ANA Forum Cools Upfront Fire

Network chiefs may be optimistic about the prospects for a much higher upfront this May, but two media buyers say it’s too early to call.

Two months and a possible war away from the upfront, predictions call for a $9 billion upfront and even double-digit CPM increases, at least in broadcast. But Donna Wolfe, director of broadcast negotiations for McCann-Erickson Worldwide, said the upfront is all about supply and demand; it’s clear the supply is there but no one knows the demand. Wolfe said speculation is just that: speculation.

“It’s still very early. I’d love to know where the math comes from. I can’t find it,” she told a packed Television Advertising Forum, held Thursday in New York and sponsored by the Association of National Advertisers.

“If you look at the economic situation, with auto sales down, consumer psychology weak, with everything else going on in the world … I can’t see how anybody can think that there’s going to be more money in the marketplace,” Wolfe said. The networks will only get double-digit CPM increases if there’s more money in the market. “I think it’s premature to predict the money,” she said.

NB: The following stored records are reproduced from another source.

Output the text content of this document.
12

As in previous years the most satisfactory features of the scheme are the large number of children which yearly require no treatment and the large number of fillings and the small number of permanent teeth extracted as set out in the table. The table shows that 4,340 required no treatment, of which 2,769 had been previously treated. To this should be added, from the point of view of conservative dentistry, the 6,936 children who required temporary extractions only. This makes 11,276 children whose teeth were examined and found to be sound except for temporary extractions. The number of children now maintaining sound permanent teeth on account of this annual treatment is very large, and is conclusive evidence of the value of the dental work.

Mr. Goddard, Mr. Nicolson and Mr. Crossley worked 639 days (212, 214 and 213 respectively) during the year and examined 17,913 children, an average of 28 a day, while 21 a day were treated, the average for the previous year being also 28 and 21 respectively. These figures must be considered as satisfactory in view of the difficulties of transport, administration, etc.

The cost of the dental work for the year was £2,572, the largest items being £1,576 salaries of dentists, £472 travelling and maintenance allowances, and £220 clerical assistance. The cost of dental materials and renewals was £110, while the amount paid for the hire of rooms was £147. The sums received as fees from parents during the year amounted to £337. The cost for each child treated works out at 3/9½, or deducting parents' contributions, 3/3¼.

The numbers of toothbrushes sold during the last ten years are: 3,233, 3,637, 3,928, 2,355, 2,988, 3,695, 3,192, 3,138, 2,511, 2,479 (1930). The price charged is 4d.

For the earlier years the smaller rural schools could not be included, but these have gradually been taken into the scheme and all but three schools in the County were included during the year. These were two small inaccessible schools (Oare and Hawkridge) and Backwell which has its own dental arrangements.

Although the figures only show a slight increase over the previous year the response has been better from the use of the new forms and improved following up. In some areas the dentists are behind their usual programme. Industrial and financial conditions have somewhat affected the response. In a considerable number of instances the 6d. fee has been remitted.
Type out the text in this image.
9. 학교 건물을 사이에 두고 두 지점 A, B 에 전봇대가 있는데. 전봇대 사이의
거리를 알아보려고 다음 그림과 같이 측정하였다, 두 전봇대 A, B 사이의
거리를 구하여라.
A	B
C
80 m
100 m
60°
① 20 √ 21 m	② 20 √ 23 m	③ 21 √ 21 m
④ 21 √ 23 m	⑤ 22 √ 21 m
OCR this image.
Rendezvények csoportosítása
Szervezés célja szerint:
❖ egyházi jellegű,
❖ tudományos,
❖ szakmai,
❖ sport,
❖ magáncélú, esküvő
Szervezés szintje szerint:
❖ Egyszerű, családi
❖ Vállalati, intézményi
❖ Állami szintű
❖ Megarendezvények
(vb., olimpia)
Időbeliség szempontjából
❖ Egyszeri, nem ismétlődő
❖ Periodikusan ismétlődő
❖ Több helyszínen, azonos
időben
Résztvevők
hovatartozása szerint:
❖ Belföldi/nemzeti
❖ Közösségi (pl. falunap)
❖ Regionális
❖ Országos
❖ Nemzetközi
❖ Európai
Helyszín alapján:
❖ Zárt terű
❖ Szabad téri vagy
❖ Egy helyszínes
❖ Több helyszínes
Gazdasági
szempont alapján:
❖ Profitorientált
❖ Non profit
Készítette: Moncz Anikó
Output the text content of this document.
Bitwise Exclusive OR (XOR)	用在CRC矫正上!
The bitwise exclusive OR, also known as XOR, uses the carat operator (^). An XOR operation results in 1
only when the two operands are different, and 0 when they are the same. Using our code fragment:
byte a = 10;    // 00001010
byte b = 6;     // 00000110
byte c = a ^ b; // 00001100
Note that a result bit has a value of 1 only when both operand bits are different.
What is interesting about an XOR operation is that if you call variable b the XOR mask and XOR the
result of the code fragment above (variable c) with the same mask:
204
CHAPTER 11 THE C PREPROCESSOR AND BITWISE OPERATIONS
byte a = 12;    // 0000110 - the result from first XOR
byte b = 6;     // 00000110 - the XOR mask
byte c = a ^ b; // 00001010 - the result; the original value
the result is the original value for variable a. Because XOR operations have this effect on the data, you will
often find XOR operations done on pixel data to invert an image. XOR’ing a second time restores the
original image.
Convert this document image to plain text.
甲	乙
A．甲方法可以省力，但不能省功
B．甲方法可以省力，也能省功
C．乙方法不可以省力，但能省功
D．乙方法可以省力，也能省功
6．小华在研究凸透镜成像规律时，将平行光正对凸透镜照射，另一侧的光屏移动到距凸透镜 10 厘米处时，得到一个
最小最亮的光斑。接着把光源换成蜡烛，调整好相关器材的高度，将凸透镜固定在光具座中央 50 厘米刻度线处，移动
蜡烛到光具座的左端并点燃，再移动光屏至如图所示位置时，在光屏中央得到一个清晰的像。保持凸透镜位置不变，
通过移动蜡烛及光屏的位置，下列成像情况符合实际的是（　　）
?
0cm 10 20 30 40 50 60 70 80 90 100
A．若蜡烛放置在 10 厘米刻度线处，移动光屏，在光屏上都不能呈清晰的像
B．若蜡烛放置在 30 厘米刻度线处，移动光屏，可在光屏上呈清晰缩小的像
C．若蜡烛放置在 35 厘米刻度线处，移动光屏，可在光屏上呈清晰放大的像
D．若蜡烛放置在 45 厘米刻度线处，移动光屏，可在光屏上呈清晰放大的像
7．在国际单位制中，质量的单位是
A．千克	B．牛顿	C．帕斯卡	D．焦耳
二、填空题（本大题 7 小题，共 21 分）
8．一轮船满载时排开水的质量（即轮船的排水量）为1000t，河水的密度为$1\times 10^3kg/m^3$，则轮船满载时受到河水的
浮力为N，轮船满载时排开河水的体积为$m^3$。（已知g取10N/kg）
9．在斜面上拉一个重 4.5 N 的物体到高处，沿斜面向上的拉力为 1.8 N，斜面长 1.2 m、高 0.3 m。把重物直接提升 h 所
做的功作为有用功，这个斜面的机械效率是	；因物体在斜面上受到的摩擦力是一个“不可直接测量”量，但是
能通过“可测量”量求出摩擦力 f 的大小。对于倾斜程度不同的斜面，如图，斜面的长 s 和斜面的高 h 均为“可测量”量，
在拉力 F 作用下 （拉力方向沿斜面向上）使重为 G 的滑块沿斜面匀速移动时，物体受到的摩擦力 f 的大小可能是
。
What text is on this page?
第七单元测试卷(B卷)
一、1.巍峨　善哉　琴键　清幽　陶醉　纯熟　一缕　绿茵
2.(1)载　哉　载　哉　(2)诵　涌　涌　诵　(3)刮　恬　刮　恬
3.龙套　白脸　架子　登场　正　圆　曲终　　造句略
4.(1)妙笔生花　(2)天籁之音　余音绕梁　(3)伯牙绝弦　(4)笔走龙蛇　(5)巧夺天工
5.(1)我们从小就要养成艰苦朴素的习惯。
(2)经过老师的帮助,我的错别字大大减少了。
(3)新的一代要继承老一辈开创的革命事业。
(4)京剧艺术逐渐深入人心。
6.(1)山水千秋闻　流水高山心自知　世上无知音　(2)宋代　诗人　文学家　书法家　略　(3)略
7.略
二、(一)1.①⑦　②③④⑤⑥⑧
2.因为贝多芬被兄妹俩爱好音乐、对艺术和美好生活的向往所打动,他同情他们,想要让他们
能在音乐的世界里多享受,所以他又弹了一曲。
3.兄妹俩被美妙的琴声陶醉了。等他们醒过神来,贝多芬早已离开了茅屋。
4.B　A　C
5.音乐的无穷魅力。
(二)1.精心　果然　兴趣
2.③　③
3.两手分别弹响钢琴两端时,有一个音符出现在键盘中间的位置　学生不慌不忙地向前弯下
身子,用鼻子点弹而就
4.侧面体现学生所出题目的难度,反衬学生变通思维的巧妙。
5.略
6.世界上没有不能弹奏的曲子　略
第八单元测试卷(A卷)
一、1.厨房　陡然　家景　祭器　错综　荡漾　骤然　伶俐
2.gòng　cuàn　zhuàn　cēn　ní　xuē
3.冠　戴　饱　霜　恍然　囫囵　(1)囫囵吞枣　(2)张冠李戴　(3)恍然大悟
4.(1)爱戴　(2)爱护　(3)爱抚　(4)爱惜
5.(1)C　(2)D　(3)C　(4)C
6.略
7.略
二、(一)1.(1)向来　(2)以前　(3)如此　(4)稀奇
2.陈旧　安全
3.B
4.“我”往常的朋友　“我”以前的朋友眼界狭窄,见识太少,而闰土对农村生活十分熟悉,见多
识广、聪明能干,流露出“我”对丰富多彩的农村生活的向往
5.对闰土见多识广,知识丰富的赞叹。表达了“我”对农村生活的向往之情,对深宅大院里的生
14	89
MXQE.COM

The double-digit CPM increases were interesting in view of at least another 5% decline in overall ratings for the network again this year, said David Verklin, CEO of Carat North America. And he and Wolfe didn’t think much of the predictions, widely reported in the trade press and elsewhere, about buyers talking about higher prices. “It will not be plus 25% if my company has anything to do with it,” Verklin said.

Joe Abruzzese, president of network sales at Discovery Communications and former head of sales at CBS TV, agreed it’s too early to see what’s going to happen with the upfront. He noted that forecasts before last year’s upfront were for a decrease of 3.3%; instead, it was up 25%. “It’s hard to make those predictions,” he said. But at the same time, he noted that there were good signs in the market, including high scatter pricing and ratings for the season. “If everyone’s chasing ratings points, it will be a good upfront,” he said. Abruzzese said TV was like a pitcher after a good season: paid well the next year.

One potential bright spot in the upfront: Football. Edward Erhardt, president of consumer marketing/sales at ESPN/ABC Sports, said the NFL market was strong. Erhardt said football was a patriotic sport and it could reap rewards, particularly in primetime.

Like most talks of the media economy of late, the possibility of war in the Persian Gulf hung over the proceedings. Verklin said Carat had done regression analysis of the past several conflicts – including the 1991 Gulf War and 9/11 – and determined that if war starts, there will be at least six days without any advertising and between four and six weeks of what he termed a decline in advertising. He pointed out that the analysis was for the best-case scenario of a quick war. Abruzzese said that when normal conditions returned, “my guess is that demand for advertising will be strong.”